Mentre passeggiavo, in un dopocena, nel centro di Alleghe sono entrato in una libreria e ho notato, tra i libri esposti, una bella copertina che ha attirato la mia attenzione. Il titolo è La stanza delle mele di Matteo Righetto.
Scambiando qualche parola con il libraio sono venuto a sapere che l’autore trascorre gran parte dell’anno a Colle Santa Lucia, nella bellissima Val Fiorentina e la storia in questione è ambientata proprio nei luoghi che mi trovavo a frequentare nel periodo, troppo breve, di vacanze.
È la storia di Giacomo, bambino rimasto orfano di tutt’e due i genitori, il papà morto in guerra e la mamma di tifo. Giacomo vive con i due fratelli maggiori insieme ai nonni a Daghè, una frazione di Livinallongo appena sotto il Col di Lana (proprio da qui parte uno dei sentieri che conduce alla vetta del Col di lana e a seguire del Sief).

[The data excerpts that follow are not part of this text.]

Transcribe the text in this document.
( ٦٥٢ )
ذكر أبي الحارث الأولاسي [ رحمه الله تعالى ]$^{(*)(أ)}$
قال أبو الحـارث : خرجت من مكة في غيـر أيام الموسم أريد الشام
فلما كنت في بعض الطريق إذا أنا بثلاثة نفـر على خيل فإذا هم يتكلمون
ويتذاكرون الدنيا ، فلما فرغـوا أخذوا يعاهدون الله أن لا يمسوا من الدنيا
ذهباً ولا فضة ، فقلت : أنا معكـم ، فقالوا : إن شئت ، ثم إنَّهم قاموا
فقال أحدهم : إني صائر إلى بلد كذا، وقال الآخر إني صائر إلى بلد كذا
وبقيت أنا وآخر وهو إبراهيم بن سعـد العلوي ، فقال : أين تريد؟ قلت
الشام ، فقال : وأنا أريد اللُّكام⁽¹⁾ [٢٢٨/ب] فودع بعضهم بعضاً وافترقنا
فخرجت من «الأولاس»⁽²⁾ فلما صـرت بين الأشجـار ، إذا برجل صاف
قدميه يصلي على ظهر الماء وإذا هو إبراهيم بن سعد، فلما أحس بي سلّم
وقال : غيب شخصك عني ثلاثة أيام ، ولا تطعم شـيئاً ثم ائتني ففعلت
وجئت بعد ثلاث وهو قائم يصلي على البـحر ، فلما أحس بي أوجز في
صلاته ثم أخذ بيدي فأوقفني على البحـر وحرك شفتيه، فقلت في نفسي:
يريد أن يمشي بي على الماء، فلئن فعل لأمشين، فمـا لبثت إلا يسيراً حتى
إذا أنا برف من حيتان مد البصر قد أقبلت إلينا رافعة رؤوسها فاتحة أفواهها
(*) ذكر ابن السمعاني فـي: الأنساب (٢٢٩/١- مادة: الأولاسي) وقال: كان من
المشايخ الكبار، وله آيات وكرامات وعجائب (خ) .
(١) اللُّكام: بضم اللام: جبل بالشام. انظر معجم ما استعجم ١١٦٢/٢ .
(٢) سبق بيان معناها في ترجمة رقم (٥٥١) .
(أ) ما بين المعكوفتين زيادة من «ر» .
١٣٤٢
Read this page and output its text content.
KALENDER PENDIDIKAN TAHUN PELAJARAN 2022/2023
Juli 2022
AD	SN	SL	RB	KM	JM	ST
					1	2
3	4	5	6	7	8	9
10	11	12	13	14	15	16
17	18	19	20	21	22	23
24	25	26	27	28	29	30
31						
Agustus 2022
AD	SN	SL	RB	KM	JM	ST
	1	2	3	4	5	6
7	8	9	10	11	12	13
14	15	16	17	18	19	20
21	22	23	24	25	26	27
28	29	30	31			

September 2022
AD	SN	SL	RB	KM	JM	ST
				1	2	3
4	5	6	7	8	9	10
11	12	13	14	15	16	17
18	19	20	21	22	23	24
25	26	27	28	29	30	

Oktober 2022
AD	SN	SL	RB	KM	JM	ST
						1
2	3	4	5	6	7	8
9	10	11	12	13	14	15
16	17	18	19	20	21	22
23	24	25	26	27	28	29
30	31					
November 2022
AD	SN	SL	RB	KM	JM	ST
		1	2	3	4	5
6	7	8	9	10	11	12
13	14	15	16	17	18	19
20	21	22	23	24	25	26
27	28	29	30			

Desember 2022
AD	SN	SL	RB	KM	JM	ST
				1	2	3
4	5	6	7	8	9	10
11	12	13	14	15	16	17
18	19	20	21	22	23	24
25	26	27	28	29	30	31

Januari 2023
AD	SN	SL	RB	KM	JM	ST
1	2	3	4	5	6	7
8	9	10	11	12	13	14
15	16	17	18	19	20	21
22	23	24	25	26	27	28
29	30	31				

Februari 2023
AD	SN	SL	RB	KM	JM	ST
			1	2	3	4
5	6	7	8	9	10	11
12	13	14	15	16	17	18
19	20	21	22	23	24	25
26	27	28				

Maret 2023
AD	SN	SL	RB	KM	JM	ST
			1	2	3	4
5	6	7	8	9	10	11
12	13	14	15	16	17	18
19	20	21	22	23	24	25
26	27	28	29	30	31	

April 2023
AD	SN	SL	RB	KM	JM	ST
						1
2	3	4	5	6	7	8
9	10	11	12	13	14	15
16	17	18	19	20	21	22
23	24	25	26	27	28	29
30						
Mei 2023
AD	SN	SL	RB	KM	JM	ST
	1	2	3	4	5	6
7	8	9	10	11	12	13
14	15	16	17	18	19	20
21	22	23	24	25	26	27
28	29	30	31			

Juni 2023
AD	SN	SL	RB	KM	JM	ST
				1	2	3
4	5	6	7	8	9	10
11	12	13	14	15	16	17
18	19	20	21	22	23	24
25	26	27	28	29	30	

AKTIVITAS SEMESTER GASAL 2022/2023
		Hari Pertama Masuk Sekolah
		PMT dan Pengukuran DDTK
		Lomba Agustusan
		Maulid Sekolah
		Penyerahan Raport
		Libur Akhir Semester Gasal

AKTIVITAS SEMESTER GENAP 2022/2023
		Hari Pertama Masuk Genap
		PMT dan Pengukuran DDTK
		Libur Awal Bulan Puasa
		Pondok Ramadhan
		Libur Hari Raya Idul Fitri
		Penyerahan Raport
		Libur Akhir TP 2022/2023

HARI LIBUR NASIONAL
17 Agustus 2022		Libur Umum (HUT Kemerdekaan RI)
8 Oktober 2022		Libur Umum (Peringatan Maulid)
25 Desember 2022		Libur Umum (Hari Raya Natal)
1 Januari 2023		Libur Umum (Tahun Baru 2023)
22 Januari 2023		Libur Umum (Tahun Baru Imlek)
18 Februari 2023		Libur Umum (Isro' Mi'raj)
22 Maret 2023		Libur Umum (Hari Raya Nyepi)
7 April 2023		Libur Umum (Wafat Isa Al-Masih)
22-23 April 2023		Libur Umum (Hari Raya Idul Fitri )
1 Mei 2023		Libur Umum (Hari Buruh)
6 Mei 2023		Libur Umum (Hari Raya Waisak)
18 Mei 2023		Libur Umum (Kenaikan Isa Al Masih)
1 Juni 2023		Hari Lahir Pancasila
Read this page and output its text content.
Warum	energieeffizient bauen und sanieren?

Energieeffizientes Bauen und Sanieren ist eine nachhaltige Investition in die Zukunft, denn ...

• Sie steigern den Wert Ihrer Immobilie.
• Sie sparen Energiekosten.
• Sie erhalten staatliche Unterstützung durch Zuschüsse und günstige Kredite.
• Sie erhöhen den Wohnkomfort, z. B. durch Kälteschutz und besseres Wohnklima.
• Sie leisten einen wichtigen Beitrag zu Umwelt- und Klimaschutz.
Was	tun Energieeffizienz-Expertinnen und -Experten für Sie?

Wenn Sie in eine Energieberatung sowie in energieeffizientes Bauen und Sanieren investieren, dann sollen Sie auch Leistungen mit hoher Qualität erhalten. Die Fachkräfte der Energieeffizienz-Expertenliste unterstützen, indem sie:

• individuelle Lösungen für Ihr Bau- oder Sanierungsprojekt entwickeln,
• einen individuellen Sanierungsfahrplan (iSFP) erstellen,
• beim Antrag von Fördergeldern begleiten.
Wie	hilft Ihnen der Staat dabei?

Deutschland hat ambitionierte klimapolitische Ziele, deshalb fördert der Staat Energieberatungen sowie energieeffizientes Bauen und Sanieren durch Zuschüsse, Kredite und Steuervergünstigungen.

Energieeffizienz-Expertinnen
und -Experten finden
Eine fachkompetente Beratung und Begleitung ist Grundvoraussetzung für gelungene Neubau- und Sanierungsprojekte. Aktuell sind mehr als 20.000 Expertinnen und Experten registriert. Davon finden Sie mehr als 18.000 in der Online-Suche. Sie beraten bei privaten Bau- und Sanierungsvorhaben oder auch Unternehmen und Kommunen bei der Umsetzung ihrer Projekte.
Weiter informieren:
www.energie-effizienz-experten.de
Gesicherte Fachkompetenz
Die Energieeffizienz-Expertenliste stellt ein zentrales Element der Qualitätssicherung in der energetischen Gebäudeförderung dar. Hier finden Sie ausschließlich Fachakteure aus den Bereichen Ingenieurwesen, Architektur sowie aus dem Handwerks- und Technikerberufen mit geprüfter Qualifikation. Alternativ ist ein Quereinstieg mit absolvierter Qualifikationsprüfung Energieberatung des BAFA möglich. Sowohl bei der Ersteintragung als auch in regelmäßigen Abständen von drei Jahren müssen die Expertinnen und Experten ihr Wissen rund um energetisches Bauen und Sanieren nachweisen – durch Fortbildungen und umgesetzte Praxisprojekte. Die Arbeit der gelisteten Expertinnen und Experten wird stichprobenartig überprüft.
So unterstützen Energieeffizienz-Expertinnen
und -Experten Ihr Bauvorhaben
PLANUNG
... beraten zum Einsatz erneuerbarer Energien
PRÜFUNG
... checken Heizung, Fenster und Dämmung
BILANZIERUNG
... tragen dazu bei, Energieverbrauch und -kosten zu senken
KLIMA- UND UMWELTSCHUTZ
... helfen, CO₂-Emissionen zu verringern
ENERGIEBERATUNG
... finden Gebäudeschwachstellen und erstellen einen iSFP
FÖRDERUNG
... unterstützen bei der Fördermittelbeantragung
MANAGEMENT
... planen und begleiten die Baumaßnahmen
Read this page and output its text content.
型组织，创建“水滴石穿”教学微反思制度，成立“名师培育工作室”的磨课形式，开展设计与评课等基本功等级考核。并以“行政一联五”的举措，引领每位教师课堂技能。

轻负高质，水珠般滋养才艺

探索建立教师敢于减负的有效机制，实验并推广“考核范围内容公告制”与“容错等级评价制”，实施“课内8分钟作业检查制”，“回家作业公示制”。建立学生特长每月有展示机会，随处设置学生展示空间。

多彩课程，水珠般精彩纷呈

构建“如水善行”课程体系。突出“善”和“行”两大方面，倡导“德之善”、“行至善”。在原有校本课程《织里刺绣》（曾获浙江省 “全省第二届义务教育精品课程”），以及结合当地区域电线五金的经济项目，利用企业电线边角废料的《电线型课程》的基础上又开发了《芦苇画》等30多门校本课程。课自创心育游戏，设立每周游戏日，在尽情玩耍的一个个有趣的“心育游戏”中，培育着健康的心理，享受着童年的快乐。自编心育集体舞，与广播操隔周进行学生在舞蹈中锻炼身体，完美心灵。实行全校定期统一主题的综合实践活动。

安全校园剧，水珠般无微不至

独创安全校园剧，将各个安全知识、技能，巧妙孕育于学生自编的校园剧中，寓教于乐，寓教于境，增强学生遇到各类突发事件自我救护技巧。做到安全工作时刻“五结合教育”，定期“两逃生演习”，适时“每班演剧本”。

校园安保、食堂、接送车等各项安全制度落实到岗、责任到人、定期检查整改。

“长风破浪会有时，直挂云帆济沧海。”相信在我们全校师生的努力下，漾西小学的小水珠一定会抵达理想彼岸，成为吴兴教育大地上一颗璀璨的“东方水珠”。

L’infanzia di Giacomo è molto difficile: il nonno è un uomo duro che sembra non avere pietà soprattutto con il più piccolo dei nipoti; lo chiama bastardo nella convinzione che sia il frutto di un tradimento della nuora nei confronti di suo figlio e continua ad imporgli ordini e compiti da svolgere durante tutto il giorno.
Giacomo viene spesso punito e relegato nel fienile, nella cosiddetta stanza delle mele dove impara a intagliare il legno. Un giorno il nonno lo manda nel bosco per recuperare una roncola dimenticata lì. A questo punto c’è una sorpresa scioccante: davanti a sé vede la spaventosa figura di un uomo impiccato ad un albero. Non ne parla con nessuno dei familiari, tantomeno con il nonno, ma solo ai suoi amici.
Dopo la morte dei nonni, avvenuta a pochi giorni di distanza l’uno dall’altra, i tre ragazzi rimasti soli vengono mandati a studiare in luoghi diversi. Giacomo troverà successivamente il modo di coltivare la sua passione per la scultura del legno. Adulto diventerà un artista affermato e sta per presentare una nuova opera per la prima volta nel suo paese di Pieve di Livinallongo dove è cresciuto ma in cui non è più tornato da tanti anni.
Riuscirà in quest’occasione a svelare il mistero dell’impiccato che lo ha angosciato per tutta la vita.
Si potrebbe definire il romanzo come un Noir montano. Belle le descrizioni dei luoghi che naturalmente l’autore conosce molto bene, con i riferimenti al mondo antico della montagna, alle leggende e credenze popolari. Insomma una lettura appassionante.